Take your phone out of your room, and make it not the first thing you look at in the morning and the last thing you look at before you go to bed. Give yourself a little bit of space from it. Know that the whole world isn’t COVID. Tell your friends and family that it’s nice to talk to them, but you’d rather not talk about vaccines and COVID, if you want to.

It’s OK to say that. I think we worry about saying things like that because we’re hurting our friends’ and families’ feelings. But they are asking because they’re interested or they’re asking because they don’t have access to the same kind of day-to-day view and information that we have. But if you can’t talk about it, because what you see is too hard, you don’t have to talk about it. You can say, I don’t want to talk about it. Can we watch TV together instead? Can we go for a walk in the park and talk about something completely different? Can we just sit here and be together and do something different? Can we play a game? Anything else where you can still feel like you’re being social, seeing your friends and family, not isolating yourself, but not having to talk about COVID all the time. I think it is really important for us.

Marshall: And, Doctor, would those be the same tips for somebody who maybe isn’t a caregiver or a health professional, but is just fed up with COVID being prolonged?

Gold: Yeah. I mean, a lot of the same tips. I think you maybe don’t have as much exposure day-to-day to COVID in your workplace. I would think. It sort of depends on what you’re doing, but you definitely do in the news and you definitely do on social media. So taking stock in that.

Feelings are something as a society we’re not comfortable with. Healthcare workers are really not comfortable with them, but there are other fields that feel the same. So definitely is something to get used to.

Other fields’ boundaries can look a little different because you might be working from home and you might be working well into the evening and doing emails really late at night. So separating work and home is really important in those instances. Taking off alerts and also really being aware that vacation days are not just to get out of town, but to give your mind a break and give your mental state a break. And so just because you can’t necessarily go somewhere when you want to doesn’t mean you should not be taking vacation days ever, which is something that a lot of people were doing over COVID. So that’s really important.

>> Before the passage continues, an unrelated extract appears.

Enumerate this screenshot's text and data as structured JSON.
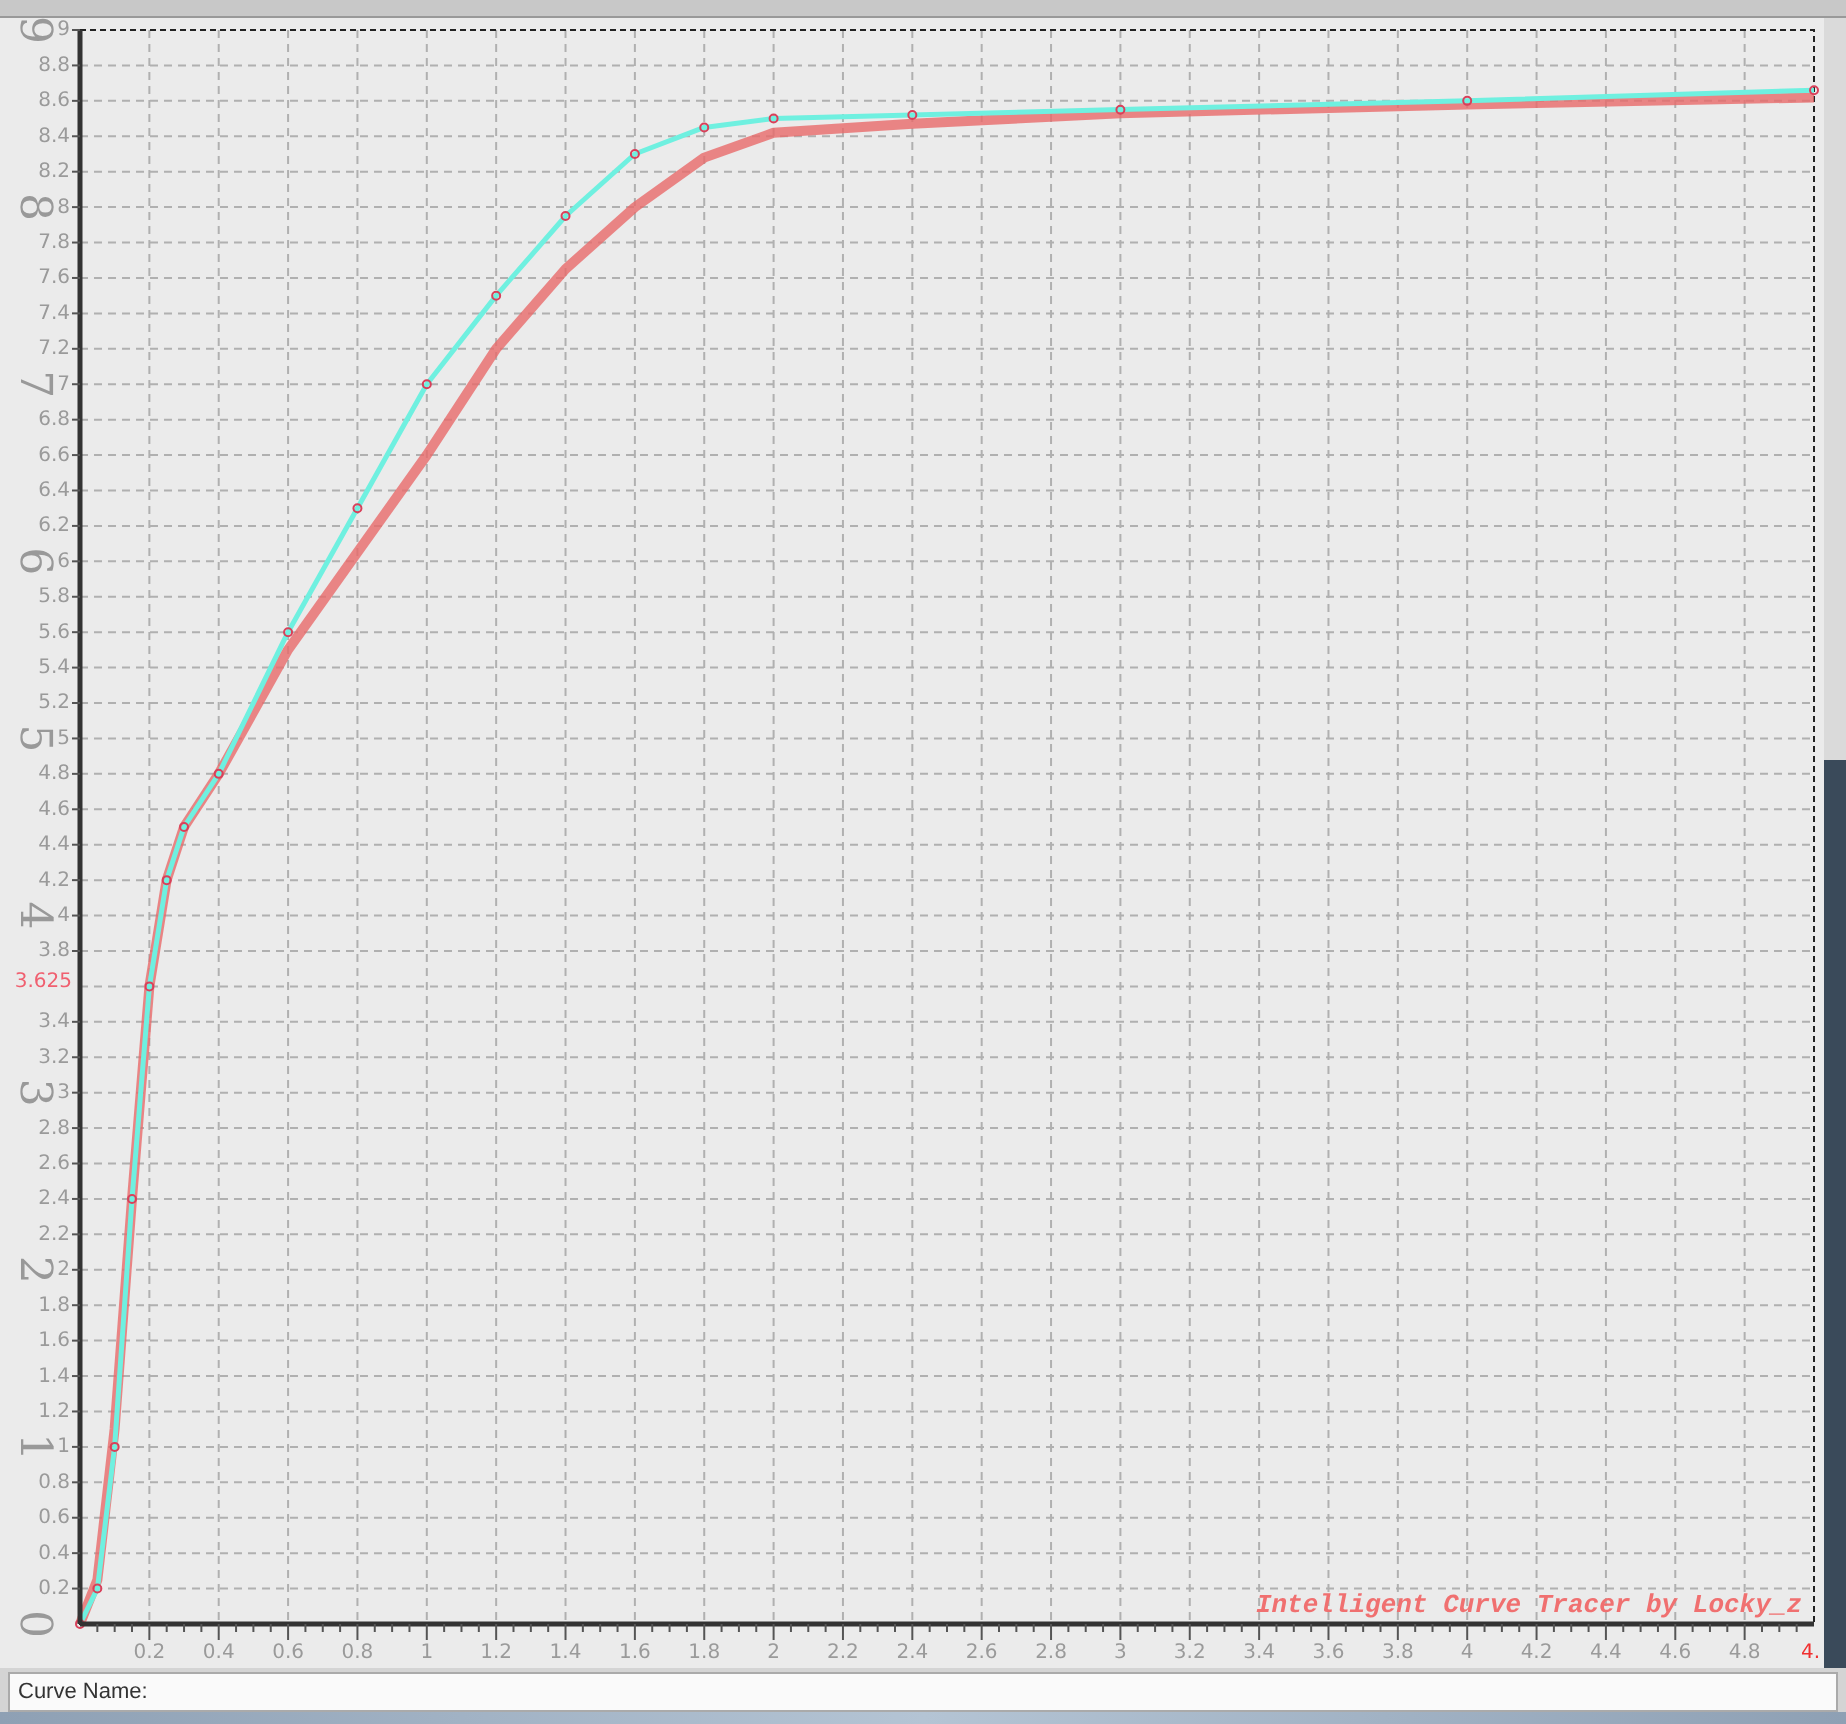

And then for the whole group — get mental health help if you need it. I think I absolutely see people on this whole spectrum of things. I said at the beginning, like they all have different definitions and some various little different symptoms, but, you know, we spend a lot of time putting things in buckets. But really when it comes down to things, if you feel bad, if it’s interfering with your life, if you’re not getting what you want to get done, if you feel like it’s worsening, if you feel like it’s affecting you, your family, or patient care, get help. Ask for help. It’s not something to be ashamed of. It’s not a weakness, and people like me are there to help.

Marshall: That’s such an important tip, and I think it’s a good lesson in reconnecting with your empathy for everyone who might be frustrated with those who push back on preventative health measures.

Gold: I mean, I think everybody has feelings. That’s where I always go back to. There’s a feeling behind everything. I even feel that way about, you know, people who are trolls or people who have different opinions than me.

There’s usually a feeling behind everything that you can try to relate to. And that’s how, you know, psychiatrists kind of balance having their opinions be different maybe in life than some of the people they see. Because we don’t talk about our opinions, right? So I think everybody’s feelings are valid in all instances, even if maybe their opinions feel very different from yours.